Contudo, é necessário distinguir as crises dos cartéis, que são quase indissociáveis de suas próprias instituições, da precariedade que os excessos de comunicação pode provocar. Cito três experiências em que fui Mais-um e que me ensinaram algo.
Um cartel constituído por membros em que quatro deles estavam em cidades diferentes nos Estados Unidos e eu em Salvador, o cartel se reunia com regularidade mensal, e poucas trocas de textos eram feitas, onde um e outro traziam eventualmente suas produções e mesmo textos, relativos ao cartel, que eram apresentados em jornadas da AMP. Esse cartel durou relativamente bem por um ano e meio. Havia uma particularidade curiosa, fora uma colega de Nova York com quem tinha conversado algumas vezes, nunca tínhamos nos visto pessoalmente. Tive uma grata surpresa quando fui dar um Seminário em Nova York, apesar de morarem em pontos muito distantes dos Estados Unidos, nos encontramos pessoalmente pela primeira vez. Ali, celebrávamos uma transferência de trabalho e também marcou o término do cartel. Algo se escreveu.
Uma outra experiência não deu certo. Ela serviu para me mostrar os riscos dos excessos de comunicação. Fui convidado para ser Mais-um por quatro pessoas de uma cidade distante. A escolha de meu nome foi feita pela transferência a textos e alguns seminários que tinha dado na cidade. Todos muito atentos e com muita expectativa sobre minha participação. Contudo, o cartel passou a ter a estrutura de um grupo de Whatsapp, ou seja, ao invés do encontro marcado, fui incluído também neste grupo. Assim como acontece em inúmeros outros grupos que acabo sendo incluído, o excesso de informações trocadas torna absolutamente impossível, se você não é adicto, acompanhar o que se passa. O que deveria servir para comunicar serve para afastar. E foi assim com esse cartel, em um momento fui surpreendido vendo meu nome sendo excluído do grupo e, pouco depois, um dos membros me comunica a decisão coletiva de encerrar o cartel. Provavelmente os desapontei pelo meu pouco engajamento, mas são conjecturas, pois a estrutura de término desse cartel não foi a estrutura de um ato, como deve ser, e sim de um acting out em que pude apenas testemunhar, mas não antecipar, já que a comunicação veio après coup.

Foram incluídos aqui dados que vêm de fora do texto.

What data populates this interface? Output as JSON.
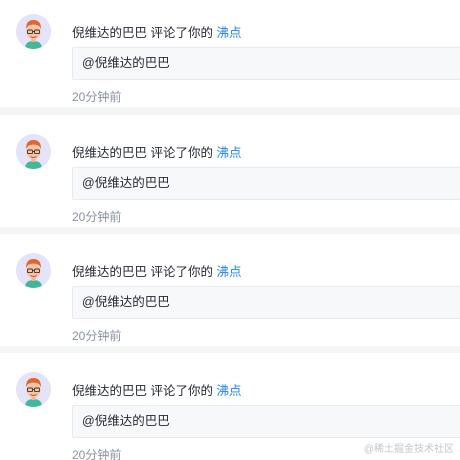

Uma terceira experiência está acontecendo, dessa vez com colegas, todos da EBP, todos pessoas amigas. Ainda tento me situar, resistindo às trocas no grupo de WhatsApp para preservar o inédito do encontro em reunião. Como falei no exemplo dois, o risco do excesso de informações é precisamente que nada seja informado. Tal como a carta roubada, o que realmente importa fica apagado sob nossos olhos. Passamos o dia de grupo em grupo, em um chat ininterrupto, sem espaço para o furo, para o tempo lento das elaborações. Essa é a precariedade do virtual, impor a falta da falta, angustiar pelo excesso. Como reflexão penso que o Mais- um virtual pode ser aquele que introduza o tempo lento da elaboração diante do que pode ser a angústia do insistente presente das redes.